On June 19, Tavis Smiley is set to launch KBLA Talk 1580, L.A.’s first and only “Unapologetically Progressive” Black owned and operated, talk radio station in Southern California. But Smiley won’t be the only one making history.
Dominique DiPrima, long time host of KJLH’s highly popular Front Page, will also make history as the first black woman to host a morning drive talk radio show. The three-hour long show, dubbed First Things First, will air from 6am to 9am weekdays and tackle issues of interest and urgency in the African American community.
“There’s not been a black talk radio station in la and there’s never been a black woman with her own morning drive talk radio show in Los Angeles as far as commercial radio and I’m really excited to be the first one to do it,” said DiPrima.
“We all want the opportunity to grow and expand and make history and I think what Tavis is doing with KBLA is historical,” she continues. “When you think about Los Angeles being such a catalyst for change —whether it’s the Watts Uprising or the ‘92 civil unrest or the Black Lives Matter Movement—we are an epicenter of change and black voices and we’ve never had a talk radio station, that’s significant.”
For many of those longtime fans of DiPrima’s work with KJLH’s popular early morning one hour talker, the move is an answer to their prayers.

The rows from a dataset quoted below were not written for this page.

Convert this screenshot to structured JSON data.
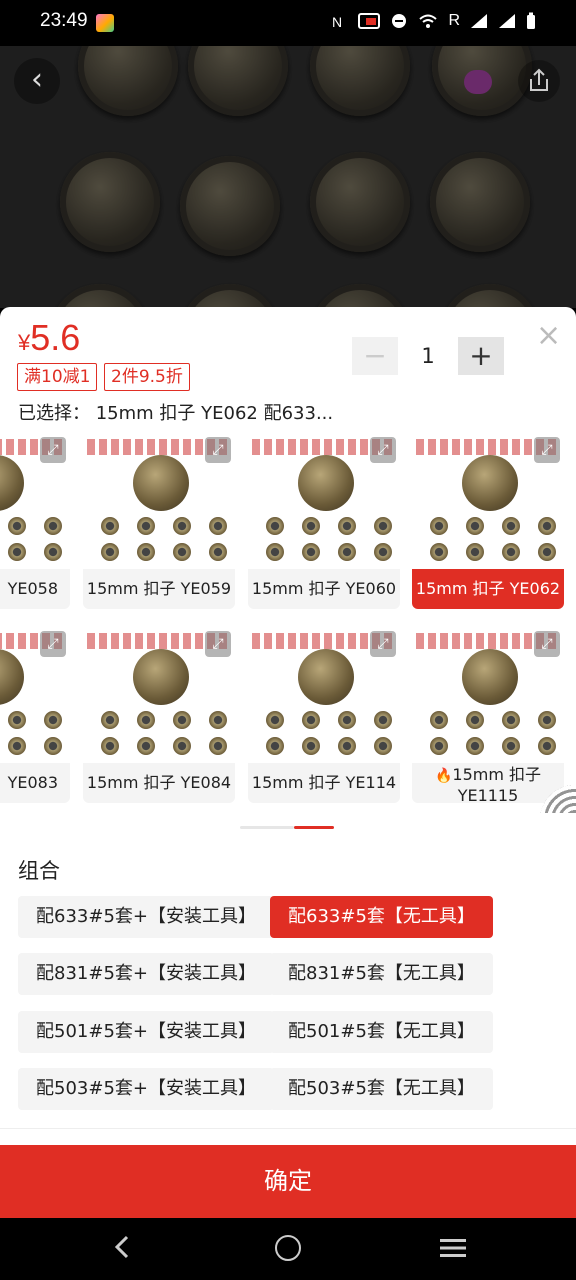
{
  "status": {
    "time": "23:49",
    "carrier_letter": "R"
  },
  "price": {
    "currency": "¥",
    "value": "5.6"
  },
  "promos": [
    "满10减1",
    "2件9.5折"
  ],
  "quantity": {
    "minus": "−",
    "value": "1",
    "plus": "+"
  },
  "close": "×",
  "selected": "已选择：  15mm 扣子 YE062 配633...",
  "variants": {
    "row1": [
      "YE058",
      "15mm 扣子 YE059",
      "15mm 扣子 YE060",
      "15mm 扣子 YE062"
    ],
    "row2": [
      "YE083",
      "15mm 扣子 YE084",
      "15mm 扣子 YE114",
      "15mm 扣子 YE1115"
    ],
    "row2_last_line1": "15mm 扣子",
    "row2_last_line2": "YE1115"
  },
  "combo": {
    "title": "组合",
    "options": [
      "配633#5套+【安装工具】",
      "配633#5套【无工具】",
      "配831#5套+【安装工具】",
      "配831#5套【无工具】",
      "配501#5套+【安装工具】",
      "配501#5套【无工具】",
      "配503#5套+【安装工具】",
      "配503#5套【无工具】"
    ]
  },
  "confirm": "确定",
  "colors": {
    "accent": "#e02e24"
  },
  "icons": [
    "back-icon",
    "share-icon",
    "close-icon",
    "expand-icon",
    "fire-icon",
    "nav-back-icon",
    "nav-home-icon",
    "nav-menu-icon"
  ]
}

“For years, they’ve been asking ‘Can you be on later’ or ‘can you have a longer show?’ I would have to explain to them that KJLH is a music station”, said the New York native. “Stevie has dedicated it to the community so it feels like so much more than that, but it is a music format. So, this [opportunity] allows me to do something they’ve been asking me for years.”
Not surprisingly, saying goodbye was hard to do, for Di Prima, who has been at KJLH for 16 years.
“I love Stevie,” declares the five-time Emmy Award winning talk show host. “[He’s] one of the only celebrities I’ve ever met that lives up to his legend. KJLH is like a family. It’s been such a great opportunity.”
She knows all too well the risk of startups in a city like Los Angeles.
“If it were easy for black people to own radio and television stations, a lot more of us would”, DiPrima says. “L.A. is very particular. These streets know who you are and you’re going to get credential checks whether you know it or not. But Tavis has a long history of educating and uplifting. He has a high standard in terms of the quality of what he does and I think he has an amazing track record.”
And as DiPrima sees it, the timing couldn’t be better.
“We’re in the middle of a global reckoning around diversity, equity inclusion, black life, anti-racism”, she observes. ”I feel like this is the moment for it.”
As to what DiPrima brings to the table?
“I think that God has blessed me with the ability to talk to anybody and I like talking to anybody. I like finding out what their story is. I like laughing with them, arguing with them…trying to change their minds.”
Following DiPrima weekdays will be Tavis Smiley who will be back on the air after a four-year absence. The station lineup will also include Comic and political commentary host DL Hughley, the the season three winner of NBC’s “Last Comic Standing” Alonzo Bodden, former radio DJ Don Amiche and Black Lives Matter Melinda Abdullah.